The week after Lufthansa’s catering business indicated it was considering cutting 2,400 jobs in Europe over the next five years as a result of competition from low-cost rivals and Middle-Eastern carriers, Lufthansa Cargo has announced that 800 jobs worldwide are to go as well.
The logistics unit of Deutsche Lufthansa AG expects 500 of the jobs to go will be in Germany, mainly through early retirement. The hope is to reduce costs by €80 million on an annual basis as part of its C40 cost-cutting program announced last year. According to Lufthansa: “These job cuts will be as socially acceptable as possible. Working with our co-determination partners, we will prepare the implementation of these cost measures over the coming months and provide our company with a new, leaner organisational structure which is based on our customers’ needs.
“C40 will help us to achieve competitive unit costs. At the same time, we want to make it significantly easier to deal with Lufthansa Cargo by making processes more efficient at customer touch points. Lufthansa Cargo’s global network reach and capacity offer will not change as a result of C40.”
In 2015 the Lufthansa’s logistics division, which icomprises predominantly Lufthansa Cargo but which also includes ULD management firm Jettainer and Aerologic, posted earnings before interest and tax (ebit) of €3m, well down from €123m in 2014. At the beginning of this year the cargo division was running at a loss again owing to overcapacity and weakened demand.
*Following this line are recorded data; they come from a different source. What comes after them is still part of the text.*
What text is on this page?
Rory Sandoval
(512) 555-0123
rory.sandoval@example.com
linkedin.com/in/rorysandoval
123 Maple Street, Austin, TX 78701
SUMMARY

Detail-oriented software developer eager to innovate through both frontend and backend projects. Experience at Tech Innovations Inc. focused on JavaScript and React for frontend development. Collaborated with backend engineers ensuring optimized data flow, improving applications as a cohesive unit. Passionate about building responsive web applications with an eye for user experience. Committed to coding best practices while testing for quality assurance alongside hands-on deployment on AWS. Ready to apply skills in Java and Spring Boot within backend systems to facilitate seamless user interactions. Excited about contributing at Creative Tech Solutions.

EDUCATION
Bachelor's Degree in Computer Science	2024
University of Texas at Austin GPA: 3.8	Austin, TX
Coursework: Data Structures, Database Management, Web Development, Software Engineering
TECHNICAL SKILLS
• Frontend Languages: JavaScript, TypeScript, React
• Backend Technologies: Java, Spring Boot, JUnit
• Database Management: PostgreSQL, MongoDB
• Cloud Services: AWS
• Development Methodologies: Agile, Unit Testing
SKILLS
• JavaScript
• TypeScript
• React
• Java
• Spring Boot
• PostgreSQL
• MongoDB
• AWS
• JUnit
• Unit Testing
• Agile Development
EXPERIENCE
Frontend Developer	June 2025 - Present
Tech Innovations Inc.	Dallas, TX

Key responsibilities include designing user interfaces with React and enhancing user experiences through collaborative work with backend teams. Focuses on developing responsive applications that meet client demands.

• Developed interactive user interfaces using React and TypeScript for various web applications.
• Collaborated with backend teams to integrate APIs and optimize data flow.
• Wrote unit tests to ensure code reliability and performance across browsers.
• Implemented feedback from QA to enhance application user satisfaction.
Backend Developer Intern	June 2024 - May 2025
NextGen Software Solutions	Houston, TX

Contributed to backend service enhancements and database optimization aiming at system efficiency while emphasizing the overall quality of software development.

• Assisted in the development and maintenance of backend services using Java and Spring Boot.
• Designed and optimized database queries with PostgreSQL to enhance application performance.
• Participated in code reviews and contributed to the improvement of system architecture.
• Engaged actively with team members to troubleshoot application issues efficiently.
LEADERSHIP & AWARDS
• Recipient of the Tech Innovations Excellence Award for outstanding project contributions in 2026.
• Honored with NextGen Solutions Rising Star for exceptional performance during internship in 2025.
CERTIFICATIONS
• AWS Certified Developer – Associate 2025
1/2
During the first three months it recorded an ebit loss of €19m compared with a €52m profit in 2015 and last week IATA reduced its growth forecast for air freight demand in 2016 down from a previously predicted 3% to 2.1 percent, due to weak global GDP and trade growth. Lufthansa also anticipates profits of its cargo arm to drop substantially this year from EUR€74 million (USD$83 million) in 2015. It has already grounded two MD11 freighters because of lower market demand.